It was out to Las Vegas late Friday to join an elite and interesting group of top caterers for a day of roundtable conversations. The group is comprised of heads of leading companies, generally one from every major U.S. city, and meets bi-annually to discuss industry issues and share best practices in a non-competitive, collegial forum. This gathering was set against the backdrop of Sin City, the most startling, bizarre, and artificial landscape on the continent.
I have been to Las Vegas several times, always for business, and never longer than two or more days. Though the distant mountain range is visible and alluring, I have never had the time to escape the Strip and discover the beauty of the West. Until yesterday.
Halfway through the morning meeting session, my colleague Kevin (on assignment for Great Performances in Miami as our purchasing director for the Sony Open Tournament) checks in via text message with a link to the Las Vegas farmers market. Farmers market? Oddly, I had queried my catering colleagues about that exact subject a few hours earlier with the response of rolled eyeballs and mild disinterest. But leave it to Kevin Konopka, the Sherlock Holmes of fresh food, to find a green oasis 20 minutes away. Professional development would have to wait, I had a mission; visit a different Las Vegas and get my Saturday green fix at the same time.
More disbelief when I gave the hotel doorman my destination — the whereabouts of the Tivoli Market was not a FAQ — and he gently suggested I go to the nearest Whole Foods. I persevered and found myself in the front seat of a taxi with driver Kubrom, an Eritrea native transplanted to the Vegas desert seven years ago. With a fluent command of English, it was an excellent journey. Kubrom is married to an American-Eritrean woman, has three sons under the age of six, works hard, and loves Nevada. In the open spaces near the mountains, he runs and bikes. I think our food culture is a mystery to him, but so was my quest for the farmers market — a trip he had never made in all his years in Vegas.
Twenty minutes later, we arrived in another man-made oasis on the outskirts of town — an eclectic architectural mash-up of western-meets-Italian-fantasy-structures-com-shopping-center whose narrow streets harbored familiar white pop-up tents with farm banners. We parked and Kubrom asked to accompany me rather than wait in the car. Off we went.

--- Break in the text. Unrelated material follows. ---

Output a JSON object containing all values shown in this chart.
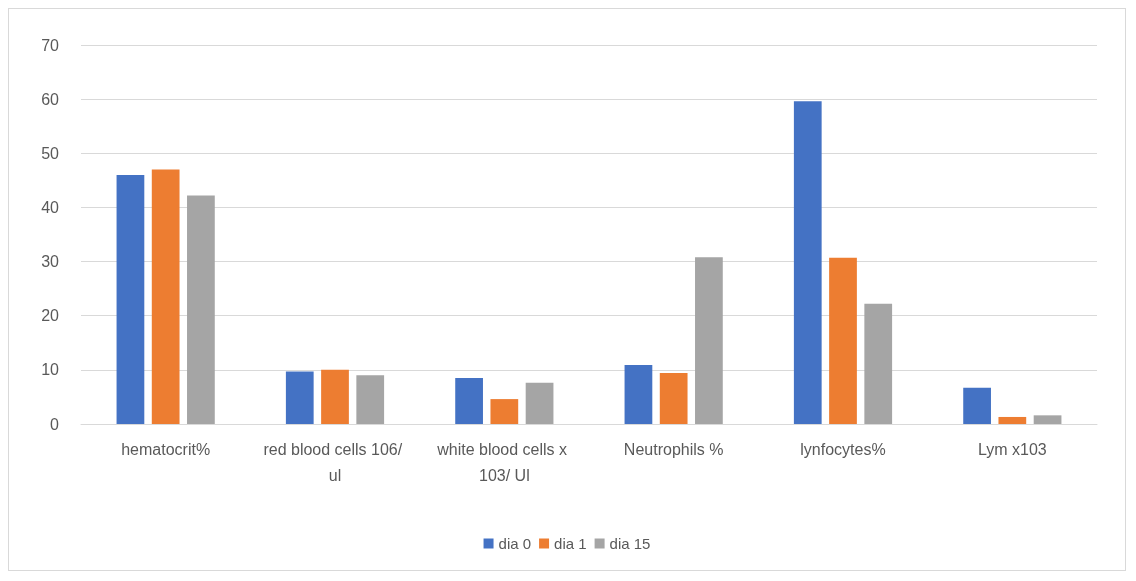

By now you are also wondering — what could possibly populate a farmers market in Vegas? There’s no water, no farms, no green. This is what I found. First of all, Las Vegas and the state of Nevada boast a vibrant agricultural community: nevadagrown.com and fresh52.com. There are dozens of farms and a wide range of seasonal vegetables and markets in many cities; seven in Vegas alone on rotating days.
The first tent was admittedly not from Nevada (but then again in NYC Greenmarket, we have New Jersey, Connecticut, and Pennsylvania farmers) and had a dazzling selection of citrus — I bought two bags worth of clementines and tangerines. On to another California grower with asparagus! My first “local” asparagus crop for 2013 –I loaded up. Avocados, lettuce, collards, kale, broccoli, cauliflower, beets with field fresh tops, radishes, green onions — a sight for sore eyes that have grown very weary of faithful root vegetables. There were local growers of micro-greens and producers of value-added foods, herb farmers (herbsbydiane.com and bloomindesertherbs.com), and beekeepers.
We sampled salsa, pesto, pomegranate juice, and other local specialties. We swooned (well, I swooned) over giant fresh sweet strawberries that didn’t have a 1,500-mile travel ticket on them. At each tent, Kubrom kindly offered to carry the produce bag — we made a good team. And so we shopped the market from end to end with infectious enthusiasm, sharing stories about food and cooking. Dried jalapeños for farmer Bob, beef jerky for the chefs at GP, herbal soap for me.
When at home, I photograph my weekly market haul as a snapshot of the season — and in the parking lot under the Nevada sun, we arranged the produce on the hood of the taxi. Camera, fruits, action! Then back to the Strip, the meeting, the fast-food joints, and fabulous foodies. I split the fresh goodies into a small bag for me and the rest for Kubrom. I think he was a little speechless but managed to express that this was an unprecedented experience for him. It was for me, too.
A mission statement from Nevada Cowboy Trail Farms:
- To benefit people by giving direct healthful food assistance to families in need.
- To help the community by educating families on how to grow local and healthy food in the desert.
- To show families how to improve their quality of life with healthy low-cost sources of food in their homes.